Siyaset ve medya cenahındaki abuk tartışmaların ve ABD’de gittikçe derinleşip dalga dalga diğer ülkelere de yayılan krizin dahi gölgeleyemediği sakin ve huzurlu bir Ramazan ve bayramın ardından, sınırdaki Aktütün jandarma birliğini beşinci kez hedef alan kanlı terörün menhus saldırısıyla sarsıldık.
On altı sene önce aynı karakola yapılan ilk saldırıda 22 şehit vermiştik. Geçen Mayıs’ta altı şehidimiz daha olmuştu. Ve şimdi de 15 şehit.
Daha evvelki bir saldırının bir şehidi de ilâve edildiğinde, toplam şehit sayısı 44’e ulaşıyor.
Bu acı tecrübeleri yaşamış bir sınır karakolunu hedef alan saldırılarda yine ağır zayiatlar vermeye devam ediyor olmamızın izahı nedir?
Bölgenin coğrafî yapısı mı, karakolun konumu mu, saldırı ve çatışmanın özelliği mi, komuta ve strateji sorunu mu? Nedir bu tekrar tekrar yaşanan yüksek zayiatların sebebi veya sebepleri?
Genelkurmay Başkanı “Yine mi şehit?” sorularından rahatsız olduklarını söylemiş olsa da....
Ateşin sadece düştüğü yeri değil, o şehitler için yanan bütün yürekleri derinden yakıp yaraladığı bir ortamda bu sorular cevap bekliyor.
Yine Org. Başbuğ, bu çeşit sorulara konu olan olaylarla ilgili tahkikatı kendilerinin re’sen yaptıklarını, ama ulaştıkları tesbit ve sonuçları kamuoyu ile paylaşmak zorunda olmadıklarını ifade etmişti. Ama böyle bir konuda “Kol kırılır, yen içinde kalır” mantığıyla nereye varılabilir ki!
Geçen seneki benzer saldırıları hatırlayalım.
Bir yıl önce, tam da bugünlerde kısa aralıklarla peş peşe meydana gelen üç ayrı terör saldırısında, 37 insanımızı kurban vermiştik.
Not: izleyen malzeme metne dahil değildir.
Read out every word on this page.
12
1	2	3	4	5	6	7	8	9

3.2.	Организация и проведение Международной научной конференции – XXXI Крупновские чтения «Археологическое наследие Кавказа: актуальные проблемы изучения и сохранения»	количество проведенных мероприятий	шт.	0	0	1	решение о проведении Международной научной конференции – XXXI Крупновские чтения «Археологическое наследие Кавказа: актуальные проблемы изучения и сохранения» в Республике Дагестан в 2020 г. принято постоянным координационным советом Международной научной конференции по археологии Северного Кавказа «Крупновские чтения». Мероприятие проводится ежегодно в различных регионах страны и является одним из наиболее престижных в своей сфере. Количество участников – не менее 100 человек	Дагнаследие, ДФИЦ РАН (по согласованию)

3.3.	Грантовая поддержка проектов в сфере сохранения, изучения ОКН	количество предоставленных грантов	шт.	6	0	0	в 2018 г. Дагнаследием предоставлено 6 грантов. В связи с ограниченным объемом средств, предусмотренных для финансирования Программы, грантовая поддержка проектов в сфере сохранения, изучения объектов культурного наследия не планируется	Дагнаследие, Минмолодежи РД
Bunların 5’i köylü, 7’si korucu, diğerleri askerdi. 13 komando operasyon dönüşü pusuya düşürülerek, 12 asker de Dağlıca baskınında şehit olmuştu.
Bu saldırılar bir anda terörü ülke gündeminin ilk sırasına taşımış, henüz tartışılmaya başlanan yeni anayasa projesi derhal rafa kaldırılıp, yerini sınırötesi operasyon tezkeresine terk etmişti.
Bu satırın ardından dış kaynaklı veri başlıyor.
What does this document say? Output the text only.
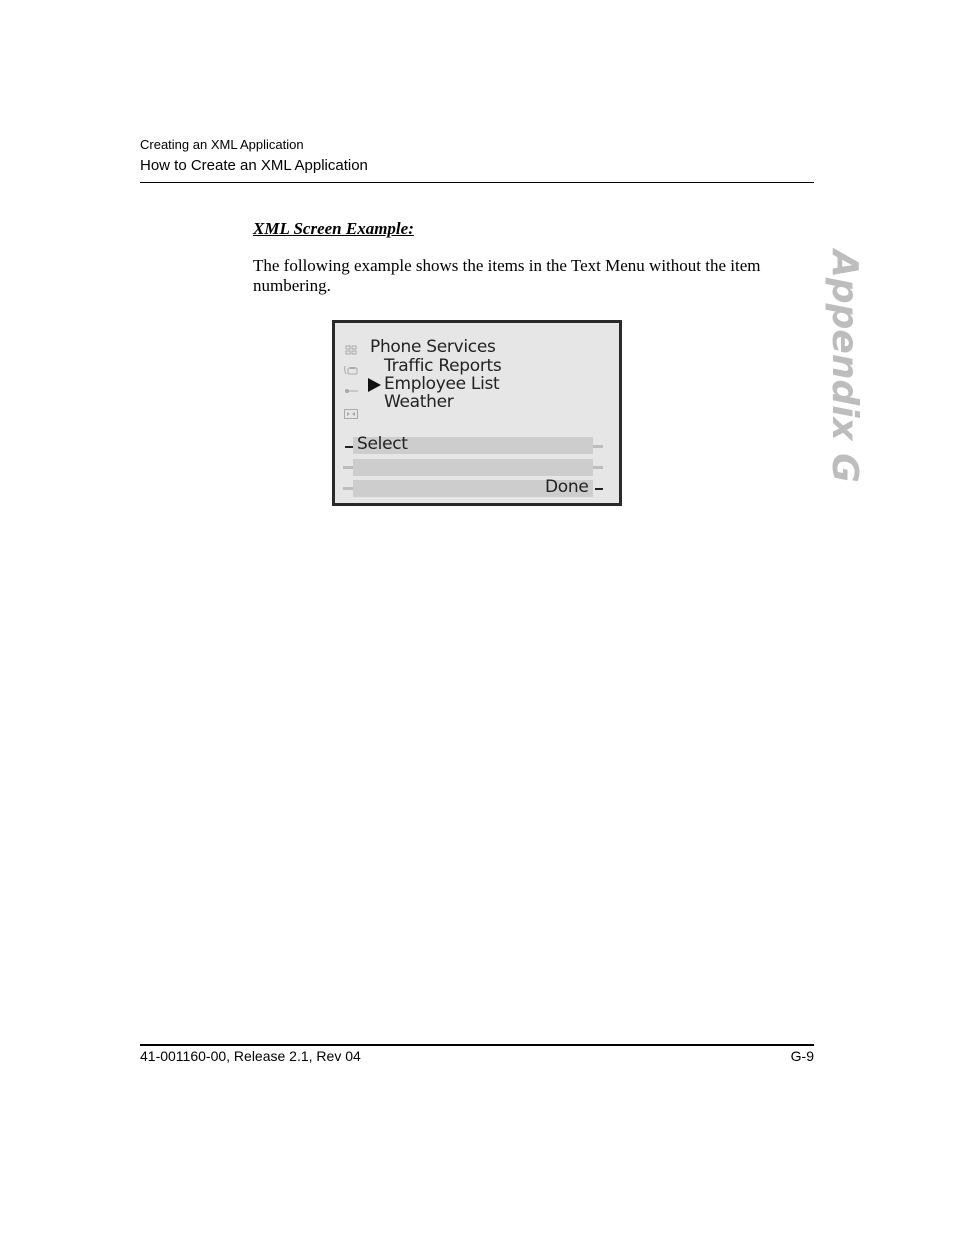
Creating an XML Application
How to Create an XML Application
XML Screen Example:
The following example shows the items in the Text Menu without the item numbering.	Appendix G
Phone Services
Traffic Reports
Employee List
Weather
Select
Done
41-001160-00, Release 2.1, Rev 04	G-9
Sonrasını da biliyoruz. Tezkerenin Meclisten geçmesini takiben, önce hava akınlarıyla başlayan sınırötesi operasyon, bilâhare kara harekâtıyla devam etti, ancak bu harekât, beklenmedik bir anda ve sürpriz bir şekilde sona erdirildi.
Bunun üzerine CHP ve MHP, işi bitirmeden ve terörün kökünü kazımadan dönmekle suçladıkları Genelkurmay’a ağır eleştiriler yönelttiler. Asker de “muhalefete muhtıra” yorumlarına konu olan sert cevaplar vererek mukabele etti.
Şimdi geldiğimiz noktayı bu arkaplan çerçevesinde değerlendirecek olursak ne diyebiliriz?
Sınırötesi operasyon tezkeresinin süresini bir yıl daha uzatma teklifi, bayramın ikinci günü işbaşı yapan TBMM’nin yeni yasama dönemindeki ilk icraatı olmak üzere oylanmayı bekliyor.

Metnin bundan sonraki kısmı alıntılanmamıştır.